Al irse agudizando la recesión e ir pasando la debacle financiera de un rebrote a otro durante el pasado año y medio, el comentario sobre los problemas de la economía se ha incrementado tremendamente. Los expertos han pontificado; los periodistas y editores han informado y opinado; los locutores de radio han resoplado; los cargos públicos han lanzado más evasivas de las habituales; torpes expertos académicos, deslumbrados por las cámaras como ciervos ante los faros, han parpadeado y tropezado en sus breves periodos como bustos parlantes en TV. Nos han inundado con una enorme avalancha de diagnósticos, pronósticos y recetas, siendo al menos el 95% de ellos asombrosamente malos.

La mayoría han sido malas por las mismas razones. La mayoría de la gente que pretende poseer conocimientos de economía se basa en un grupo común de presupuestos y modos de pensar. Yo llamo a este revoltijo pseudointelectual “keynesianismo vulgar”. Es la misma estupidez que ha pasado por ser sabiduría económica en este país durante más de 50 años y parece haber originado en la primera edición de la Economía  (1948) de Paul Samuelson, el libro de texto de economía más vendido de todos los tiempos y del que varias generaciones de alumnos universitarios adquirieron lo que saben acerca del análisis económico.
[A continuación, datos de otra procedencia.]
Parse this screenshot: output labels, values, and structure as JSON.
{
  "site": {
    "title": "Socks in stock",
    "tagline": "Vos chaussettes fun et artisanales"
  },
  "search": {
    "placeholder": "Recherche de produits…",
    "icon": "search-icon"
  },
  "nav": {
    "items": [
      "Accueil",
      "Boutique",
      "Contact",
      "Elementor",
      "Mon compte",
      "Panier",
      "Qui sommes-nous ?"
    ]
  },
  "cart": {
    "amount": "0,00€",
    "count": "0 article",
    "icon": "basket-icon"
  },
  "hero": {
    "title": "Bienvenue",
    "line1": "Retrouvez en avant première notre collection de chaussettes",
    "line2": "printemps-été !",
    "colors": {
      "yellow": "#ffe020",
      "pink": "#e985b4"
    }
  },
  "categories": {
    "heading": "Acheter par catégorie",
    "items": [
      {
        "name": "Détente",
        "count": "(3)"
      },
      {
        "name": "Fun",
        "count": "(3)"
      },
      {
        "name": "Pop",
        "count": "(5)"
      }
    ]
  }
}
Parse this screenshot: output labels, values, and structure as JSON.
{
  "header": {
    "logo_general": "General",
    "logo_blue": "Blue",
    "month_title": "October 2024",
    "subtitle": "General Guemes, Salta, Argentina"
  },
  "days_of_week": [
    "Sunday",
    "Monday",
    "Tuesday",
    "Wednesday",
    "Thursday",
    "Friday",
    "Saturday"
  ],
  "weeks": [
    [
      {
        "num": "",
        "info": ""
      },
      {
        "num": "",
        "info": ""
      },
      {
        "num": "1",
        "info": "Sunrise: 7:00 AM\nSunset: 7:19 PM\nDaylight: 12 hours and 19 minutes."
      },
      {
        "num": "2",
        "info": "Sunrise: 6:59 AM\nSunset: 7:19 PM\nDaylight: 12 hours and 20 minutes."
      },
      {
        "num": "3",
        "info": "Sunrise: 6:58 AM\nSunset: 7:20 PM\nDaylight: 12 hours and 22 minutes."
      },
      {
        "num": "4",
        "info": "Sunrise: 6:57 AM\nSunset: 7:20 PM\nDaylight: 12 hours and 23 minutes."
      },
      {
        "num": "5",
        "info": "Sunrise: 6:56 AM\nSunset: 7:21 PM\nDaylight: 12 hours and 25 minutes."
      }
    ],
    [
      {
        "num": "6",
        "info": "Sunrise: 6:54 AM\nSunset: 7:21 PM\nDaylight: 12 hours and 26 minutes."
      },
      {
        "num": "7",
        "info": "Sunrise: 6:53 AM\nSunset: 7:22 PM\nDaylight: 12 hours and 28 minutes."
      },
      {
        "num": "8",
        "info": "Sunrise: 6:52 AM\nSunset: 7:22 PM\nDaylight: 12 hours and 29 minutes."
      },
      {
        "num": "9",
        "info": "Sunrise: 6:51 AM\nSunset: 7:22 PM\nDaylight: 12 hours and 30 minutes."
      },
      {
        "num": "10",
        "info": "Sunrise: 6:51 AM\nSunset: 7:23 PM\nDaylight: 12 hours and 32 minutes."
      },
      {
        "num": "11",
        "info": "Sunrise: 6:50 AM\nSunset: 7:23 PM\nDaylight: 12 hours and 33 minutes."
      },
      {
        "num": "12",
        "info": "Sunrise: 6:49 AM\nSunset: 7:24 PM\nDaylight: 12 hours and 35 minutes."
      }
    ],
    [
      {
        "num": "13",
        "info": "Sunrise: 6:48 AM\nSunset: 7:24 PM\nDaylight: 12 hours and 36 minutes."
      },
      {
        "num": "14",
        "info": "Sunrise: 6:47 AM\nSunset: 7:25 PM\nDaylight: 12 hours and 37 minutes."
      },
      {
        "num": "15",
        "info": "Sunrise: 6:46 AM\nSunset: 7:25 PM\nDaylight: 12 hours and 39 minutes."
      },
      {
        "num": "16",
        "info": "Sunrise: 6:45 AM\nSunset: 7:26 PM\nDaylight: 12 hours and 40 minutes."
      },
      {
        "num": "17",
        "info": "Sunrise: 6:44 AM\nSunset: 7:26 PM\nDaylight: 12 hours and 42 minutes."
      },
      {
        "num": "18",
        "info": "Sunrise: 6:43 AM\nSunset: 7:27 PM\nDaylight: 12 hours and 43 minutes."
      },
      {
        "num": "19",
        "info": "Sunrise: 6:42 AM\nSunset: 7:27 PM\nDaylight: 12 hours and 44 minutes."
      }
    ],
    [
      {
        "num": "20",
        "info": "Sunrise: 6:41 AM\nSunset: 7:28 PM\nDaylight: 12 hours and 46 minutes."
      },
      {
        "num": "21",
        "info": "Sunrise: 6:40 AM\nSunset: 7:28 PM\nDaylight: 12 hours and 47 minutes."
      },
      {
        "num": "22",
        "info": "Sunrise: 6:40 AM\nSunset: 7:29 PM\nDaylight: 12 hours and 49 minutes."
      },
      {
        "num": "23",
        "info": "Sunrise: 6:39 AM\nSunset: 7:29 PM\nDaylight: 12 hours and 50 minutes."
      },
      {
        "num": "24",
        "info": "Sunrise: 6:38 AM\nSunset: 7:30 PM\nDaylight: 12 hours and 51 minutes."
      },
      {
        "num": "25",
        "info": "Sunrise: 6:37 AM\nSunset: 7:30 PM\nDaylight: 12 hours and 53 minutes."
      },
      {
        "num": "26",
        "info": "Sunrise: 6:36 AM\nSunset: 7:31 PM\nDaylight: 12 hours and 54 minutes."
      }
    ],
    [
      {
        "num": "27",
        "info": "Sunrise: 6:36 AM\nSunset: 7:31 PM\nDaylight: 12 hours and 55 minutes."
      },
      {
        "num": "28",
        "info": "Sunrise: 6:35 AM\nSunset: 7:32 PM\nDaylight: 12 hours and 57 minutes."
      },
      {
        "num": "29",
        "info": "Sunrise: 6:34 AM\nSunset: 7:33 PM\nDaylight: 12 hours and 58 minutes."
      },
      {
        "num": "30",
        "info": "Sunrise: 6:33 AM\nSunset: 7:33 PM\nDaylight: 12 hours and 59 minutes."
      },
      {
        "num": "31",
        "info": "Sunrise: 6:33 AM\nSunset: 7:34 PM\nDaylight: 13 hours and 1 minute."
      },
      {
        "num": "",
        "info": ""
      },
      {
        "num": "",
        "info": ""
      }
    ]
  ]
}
Hace mucho, que esta visión caló en el discurso ilustrado, los medios de comunicación y la política y se estableció como una ortodoxia.

Por desgracia, esta forma de pensar acerca del funcionamiento de la economía (en particular, sus fluctuaciones generales) es una sarta de errores tanto por comisión como por omisión. Lo más desgraciado han sido las implicaciones políticas derivadas de este modo de pensar: sobre todo la idea de que el gobierno puede y debe usar políticas fiscales y monetarias para controlar la macroeconomía y estabilizar sus fluctuaciones. A pesar de haberse originado hace más de medio siglo, esta opinión parece estar tan viva en 2009 como lo estaba en 1949.

Consideremos brevemente los seis aspectos más indignantes de esta desgraciada aproximación a la comprensión y tratamiento de los auges y declives económicos.

Agregación

John Maynard Keynes convenció a sus compañeros economistas (y luego estos convencieron a la gente) de que tiene sentido pensar en la economía en términos de un puñado de agregados para toda la economía: renta o producción total, gasto total en consumo, gasto total en inversión y exportaciones netas totales. Si la gente recuerda algo de su curso de introducción a la economía, lo más probable es que sea la ecuación Y = C + I + G + (X – M).

A veces se iguala Q · P a las variables en el lado derecho de la ecuación. Así que la idea es que la oferta agregada (producción física por nivel de precios) es igual a la demanda agregada, que es igual a la suma de cuatro tipos de gasto en dinero para bienes y servicios finales recién producidos.

Esta forma de comprimir diversas transacciones en toda la economía en variables únicas tiene el efecto de suprimir el reconocimiento de las complejas relaciones y diferencias dentro de cada uno de los agregados. Así, en este marco, el efecto de añadir un millón de dólares a gasto de inversión en inventarios de ositos de peluche es el mismo que el efecto de añadir un millón de dólares a gasto de inversión para cavar una nueva mina de cobre. Igualmente, el efecto de añadir un millón de dólares a gasto de consumo para entradas de cine es el mismo que el efecto de añadir un millón de dólares a gasto de consumo para gasolina. Igualmente, el efecto de añadir un millón de dólares a gasto público para vacunas infantiles contra la poliomielitis es el mismo que el efecto de añadir un millón de dólares a gasto público para munición de 7,62 milímetros. No hay que pensar mucho para idear formas en las que la supresión de las diferencias dentro de cada uno de los agregados podrían causar que nuestro pensamiento acerca de la economía se vea seriamente afectado.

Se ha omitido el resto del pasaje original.